Cully, die sich einfach nur langweilte, fuhr fort: »In einem superkurzen Rock und Spitzenstrümpfen.«
»Ich komme zu spät.« Barnaby stand auf. »Über deinen Besuch unterhalten wir uns, wenn ich heimkomme.«
»Auf einmal schenkst du mir deine Aufmerksamkeit«, monierte Joyce säuerlich. Sie stand ebenfalls auf und trat hinter Cullys Stuhl, um den graugelockten Schopf zu neigen und mürrisch das Hochzeitsfoto zu studieren. »Sechs Ehemänner, und sie sieht immer noch wie einundzwanzig aus. Wie macht sie das nur?«
»Schenkt man den Gerüchten Glauben, hat sie ihre Epidermis dem Teufel verkauft. Sieh dir das mal an.« Cully tippte mit dem Fingernagel auf die Zeitung. »Es geht mir echt gegen den Strich, daß sie bei Frauen immer das Alter erwähnen. Poppy Levine, neununddreißig, heiratet den Kameramann Christopher Wainwright. Über sein Alter verlieren sie kein Wort - Dad!« Der Indy wurde ihr aus den Fingern gerissen. »Sei doch nicht so verdammt unhöflich!«
Barnaby überflog die entsprechende Seite und faltete sie zusammen.

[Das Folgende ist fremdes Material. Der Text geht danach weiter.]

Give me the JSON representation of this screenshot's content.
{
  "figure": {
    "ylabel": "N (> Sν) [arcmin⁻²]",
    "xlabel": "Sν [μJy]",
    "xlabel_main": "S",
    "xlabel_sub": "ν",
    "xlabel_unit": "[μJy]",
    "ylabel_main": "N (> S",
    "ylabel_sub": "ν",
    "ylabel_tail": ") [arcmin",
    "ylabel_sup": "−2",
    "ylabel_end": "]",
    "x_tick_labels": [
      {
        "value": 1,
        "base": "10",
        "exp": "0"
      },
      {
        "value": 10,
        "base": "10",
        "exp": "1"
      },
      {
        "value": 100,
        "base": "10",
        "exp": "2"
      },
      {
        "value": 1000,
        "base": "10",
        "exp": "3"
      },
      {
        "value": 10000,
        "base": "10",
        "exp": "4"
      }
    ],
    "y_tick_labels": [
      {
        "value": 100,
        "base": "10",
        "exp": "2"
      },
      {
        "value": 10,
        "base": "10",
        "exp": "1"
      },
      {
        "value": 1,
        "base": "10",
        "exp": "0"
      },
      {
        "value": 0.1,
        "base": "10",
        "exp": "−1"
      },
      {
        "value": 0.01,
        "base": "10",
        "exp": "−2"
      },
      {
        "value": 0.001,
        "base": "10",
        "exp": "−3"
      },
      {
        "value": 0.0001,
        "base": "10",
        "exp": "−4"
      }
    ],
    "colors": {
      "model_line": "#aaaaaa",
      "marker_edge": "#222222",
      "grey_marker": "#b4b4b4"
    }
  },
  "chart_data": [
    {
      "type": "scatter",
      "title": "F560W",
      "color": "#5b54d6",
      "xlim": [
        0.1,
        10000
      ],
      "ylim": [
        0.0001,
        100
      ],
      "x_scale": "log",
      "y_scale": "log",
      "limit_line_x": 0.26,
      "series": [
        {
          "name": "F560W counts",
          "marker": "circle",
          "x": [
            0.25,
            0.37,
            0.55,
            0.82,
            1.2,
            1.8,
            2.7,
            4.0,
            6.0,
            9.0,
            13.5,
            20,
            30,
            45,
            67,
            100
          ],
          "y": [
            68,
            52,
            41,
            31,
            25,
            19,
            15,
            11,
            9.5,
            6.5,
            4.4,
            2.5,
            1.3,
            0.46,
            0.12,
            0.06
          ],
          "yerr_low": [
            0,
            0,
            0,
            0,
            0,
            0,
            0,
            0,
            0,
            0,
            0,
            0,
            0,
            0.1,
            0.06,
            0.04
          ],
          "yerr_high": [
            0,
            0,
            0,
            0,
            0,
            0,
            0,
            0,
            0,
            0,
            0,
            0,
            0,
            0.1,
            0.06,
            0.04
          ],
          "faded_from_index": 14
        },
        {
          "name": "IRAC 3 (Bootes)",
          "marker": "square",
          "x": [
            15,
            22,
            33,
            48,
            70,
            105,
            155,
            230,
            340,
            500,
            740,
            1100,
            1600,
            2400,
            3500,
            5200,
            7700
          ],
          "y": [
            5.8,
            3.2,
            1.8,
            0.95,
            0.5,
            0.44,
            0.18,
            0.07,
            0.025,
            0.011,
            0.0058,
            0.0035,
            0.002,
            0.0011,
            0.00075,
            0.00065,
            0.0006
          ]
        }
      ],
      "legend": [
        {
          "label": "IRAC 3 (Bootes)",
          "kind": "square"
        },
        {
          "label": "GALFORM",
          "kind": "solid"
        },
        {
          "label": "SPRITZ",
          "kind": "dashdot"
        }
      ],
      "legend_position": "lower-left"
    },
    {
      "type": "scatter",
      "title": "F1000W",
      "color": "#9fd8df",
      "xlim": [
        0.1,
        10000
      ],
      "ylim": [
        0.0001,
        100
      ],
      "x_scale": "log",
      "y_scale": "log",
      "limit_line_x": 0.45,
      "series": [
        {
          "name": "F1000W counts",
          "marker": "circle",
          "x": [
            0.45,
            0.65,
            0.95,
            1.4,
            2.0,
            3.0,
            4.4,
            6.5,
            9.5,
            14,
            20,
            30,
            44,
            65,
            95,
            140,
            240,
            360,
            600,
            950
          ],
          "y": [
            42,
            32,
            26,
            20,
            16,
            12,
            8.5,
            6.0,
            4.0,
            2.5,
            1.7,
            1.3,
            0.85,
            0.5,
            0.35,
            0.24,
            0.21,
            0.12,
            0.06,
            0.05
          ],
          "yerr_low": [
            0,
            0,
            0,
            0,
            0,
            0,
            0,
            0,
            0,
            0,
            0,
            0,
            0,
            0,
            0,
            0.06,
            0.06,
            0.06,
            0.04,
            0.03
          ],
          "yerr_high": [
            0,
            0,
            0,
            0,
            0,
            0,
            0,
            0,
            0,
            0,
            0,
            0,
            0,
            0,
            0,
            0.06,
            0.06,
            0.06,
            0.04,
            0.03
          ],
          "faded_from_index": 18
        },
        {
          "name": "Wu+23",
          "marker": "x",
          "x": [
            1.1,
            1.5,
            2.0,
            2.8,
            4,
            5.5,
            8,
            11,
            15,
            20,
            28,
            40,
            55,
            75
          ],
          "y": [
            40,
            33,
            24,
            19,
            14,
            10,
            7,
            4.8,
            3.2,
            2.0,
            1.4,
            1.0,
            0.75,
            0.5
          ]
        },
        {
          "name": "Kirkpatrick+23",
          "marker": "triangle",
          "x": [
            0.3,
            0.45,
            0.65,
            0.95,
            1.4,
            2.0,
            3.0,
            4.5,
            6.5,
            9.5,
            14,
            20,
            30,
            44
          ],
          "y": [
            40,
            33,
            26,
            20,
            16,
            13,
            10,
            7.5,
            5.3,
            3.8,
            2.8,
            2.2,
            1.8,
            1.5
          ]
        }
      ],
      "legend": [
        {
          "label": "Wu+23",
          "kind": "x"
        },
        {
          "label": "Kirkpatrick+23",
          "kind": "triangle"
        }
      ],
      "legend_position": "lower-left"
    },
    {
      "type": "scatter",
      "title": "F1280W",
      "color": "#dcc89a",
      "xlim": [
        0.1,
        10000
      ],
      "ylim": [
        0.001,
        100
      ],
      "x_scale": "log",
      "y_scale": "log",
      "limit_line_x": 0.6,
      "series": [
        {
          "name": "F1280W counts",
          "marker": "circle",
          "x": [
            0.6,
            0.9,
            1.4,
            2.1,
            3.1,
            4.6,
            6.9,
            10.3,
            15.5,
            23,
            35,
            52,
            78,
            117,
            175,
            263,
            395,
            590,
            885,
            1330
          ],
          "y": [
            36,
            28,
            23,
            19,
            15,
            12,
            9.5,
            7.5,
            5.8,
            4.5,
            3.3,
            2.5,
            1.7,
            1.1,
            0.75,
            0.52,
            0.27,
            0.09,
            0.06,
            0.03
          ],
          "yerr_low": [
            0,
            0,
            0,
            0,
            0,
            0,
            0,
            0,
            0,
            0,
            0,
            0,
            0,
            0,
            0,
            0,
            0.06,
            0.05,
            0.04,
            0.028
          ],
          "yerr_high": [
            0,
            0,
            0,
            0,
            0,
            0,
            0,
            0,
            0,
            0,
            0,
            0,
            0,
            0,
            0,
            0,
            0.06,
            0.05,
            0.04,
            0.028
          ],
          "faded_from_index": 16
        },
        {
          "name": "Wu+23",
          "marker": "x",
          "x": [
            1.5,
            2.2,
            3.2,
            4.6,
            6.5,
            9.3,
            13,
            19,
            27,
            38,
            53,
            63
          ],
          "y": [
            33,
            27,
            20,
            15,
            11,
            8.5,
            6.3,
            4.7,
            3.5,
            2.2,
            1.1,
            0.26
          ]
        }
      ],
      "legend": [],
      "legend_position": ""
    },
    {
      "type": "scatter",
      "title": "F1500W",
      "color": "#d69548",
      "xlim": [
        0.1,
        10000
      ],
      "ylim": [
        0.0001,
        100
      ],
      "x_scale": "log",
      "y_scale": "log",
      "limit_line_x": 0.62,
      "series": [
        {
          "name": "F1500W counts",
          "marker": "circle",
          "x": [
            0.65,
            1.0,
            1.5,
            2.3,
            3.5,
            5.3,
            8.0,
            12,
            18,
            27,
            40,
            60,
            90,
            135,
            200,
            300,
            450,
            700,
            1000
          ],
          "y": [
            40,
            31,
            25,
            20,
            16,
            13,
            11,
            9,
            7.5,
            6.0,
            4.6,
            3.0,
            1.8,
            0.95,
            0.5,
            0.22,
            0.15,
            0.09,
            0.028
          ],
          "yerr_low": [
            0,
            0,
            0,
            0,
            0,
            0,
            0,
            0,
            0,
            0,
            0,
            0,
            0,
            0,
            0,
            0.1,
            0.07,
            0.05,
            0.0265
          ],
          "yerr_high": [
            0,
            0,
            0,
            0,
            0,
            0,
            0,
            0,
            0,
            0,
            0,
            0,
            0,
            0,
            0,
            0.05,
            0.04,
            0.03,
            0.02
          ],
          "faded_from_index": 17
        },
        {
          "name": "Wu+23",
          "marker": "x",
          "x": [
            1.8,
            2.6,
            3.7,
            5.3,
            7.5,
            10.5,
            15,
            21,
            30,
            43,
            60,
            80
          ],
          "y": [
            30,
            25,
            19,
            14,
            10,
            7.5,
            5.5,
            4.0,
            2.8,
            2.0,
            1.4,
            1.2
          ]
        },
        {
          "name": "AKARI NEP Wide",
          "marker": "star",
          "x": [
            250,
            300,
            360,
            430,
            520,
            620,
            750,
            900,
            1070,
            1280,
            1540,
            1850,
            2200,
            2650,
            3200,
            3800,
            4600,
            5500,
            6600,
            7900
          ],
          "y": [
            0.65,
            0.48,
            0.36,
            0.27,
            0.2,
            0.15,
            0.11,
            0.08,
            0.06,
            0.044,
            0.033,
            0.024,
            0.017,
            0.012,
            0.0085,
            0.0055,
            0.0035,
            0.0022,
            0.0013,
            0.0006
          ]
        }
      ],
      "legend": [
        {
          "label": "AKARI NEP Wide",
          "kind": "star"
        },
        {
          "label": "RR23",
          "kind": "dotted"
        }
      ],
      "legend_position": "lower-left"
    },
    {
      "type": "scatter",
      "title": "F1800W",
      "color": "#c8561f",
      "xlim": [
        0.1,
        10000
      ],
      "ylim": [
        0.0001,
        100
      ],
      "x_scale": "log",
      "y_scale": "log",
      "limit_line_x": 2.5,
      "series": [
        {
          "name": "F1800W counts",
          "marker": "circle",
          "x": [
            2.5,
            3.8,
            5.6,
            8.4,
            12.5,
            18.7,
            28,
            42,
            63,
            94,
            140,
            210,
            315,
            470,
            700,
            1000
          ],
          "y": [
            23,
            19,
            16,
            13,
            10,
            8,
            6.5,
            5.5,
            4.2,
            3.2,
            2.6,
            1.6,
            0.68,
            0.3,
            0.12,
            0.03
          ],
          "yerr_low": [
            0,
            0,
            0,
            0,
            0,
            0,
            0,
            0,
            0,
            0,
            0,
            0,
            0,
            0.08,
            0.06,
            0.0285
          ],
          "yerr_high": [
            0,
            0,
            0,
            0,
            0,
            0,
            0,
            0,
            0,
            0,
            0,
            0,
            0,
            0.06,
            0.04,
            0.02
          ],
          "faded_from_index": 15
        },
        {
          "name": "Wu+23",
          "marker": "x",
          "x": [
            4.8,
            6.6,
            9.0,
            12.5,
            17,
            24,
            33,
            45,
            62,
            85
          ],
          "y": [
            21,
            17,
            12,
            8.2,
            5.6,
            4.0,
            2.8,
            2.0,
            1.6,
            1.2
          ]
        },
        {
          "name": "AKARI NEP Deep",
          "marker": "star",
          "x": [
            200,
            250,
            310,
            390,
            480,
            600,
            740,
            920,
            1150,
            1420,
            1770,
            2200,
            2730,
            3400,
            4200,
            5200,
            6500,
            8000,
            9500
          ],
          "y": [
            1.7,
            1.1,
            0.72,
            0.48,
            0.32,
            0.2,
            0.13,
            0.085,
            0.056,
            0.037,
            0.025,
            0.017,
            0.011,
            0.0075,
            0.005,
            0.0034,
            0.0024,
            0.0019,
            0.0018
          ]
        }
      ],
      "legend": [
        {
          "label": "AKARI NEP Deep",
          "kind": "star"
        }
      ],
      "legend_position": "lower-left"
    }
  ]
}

»Auf der Rückseite ist ein Interview mit Nick Hytner... Dad...«
»Was ist denn?« fragte Joyce. »Hat es etwas mit deinem Fall zu tun?«
»Tut mir leid.« Barnaby schlüpfte in sein Jackett. »Dauert zu lange, das zu erklären.«
»Da haben wir’s mal wieder. Genau das meine ich.« Die Tür fiel ins Schloß. Joyce wandte sich an Cully und wiederholte: »Da haben wir’s mal wieder.«
Troy raste die A40 hinunter. Schnell, gelassen. Entspannt genoß er seine privilegierte Position. Sein Fahrgast trommelte auf die in blauen Jeansstoff gehüllten Knie. Zuvor hatte er mit einer Packung Polos aus dem Handschuhfach gespielt und hinterher an seinem Sicherheitsgurt rumgezerrt, bis Troy ihn angeherrscht hatte, dies zu unterlassen.
»Aber aus welchem Grund möchte er mich sehen?«
»Das kann ich Ihnen nicht sagen, Sir.«
»Ich bin mir sicher, Sie könnten es mir sagen, wenn Sie Lust dazu hätten.«
Troy ließ sich nicht provozieren. Und er war auch nicht so dumm, sich anmerken zu lassen, wie sehr er es genoß, wenn ein Mitglied der großartigen britischen Öffentlichkeit ihm hilflos ausgeliefert war. Schwitzte, flehte. Ganz besonders freute ihn, daß es Wainwright war, den er von Anfang an für einen hinterfotzigen Mistkerl gehalten hatte. Ihn jetzt ein bißchen schmoren zu lassen, kam dem Sergeant gerade recht.
»Ich nehme mal an, es geht um den Mord?«
»Wahrscheinlich, Mr. Wainwright.« Troy schloß den Mund, um ein Lächeln zu unterdrücken. Es gefiel ihm sehr, »Mr. Wainwright« zu sagen. Den Kerl zum Narren zu halten. Die ganze Sache machte ihm solchen Spaß, daß er es wieder sagte, als er die Uxbridge-Ausfahrt runterfuhr.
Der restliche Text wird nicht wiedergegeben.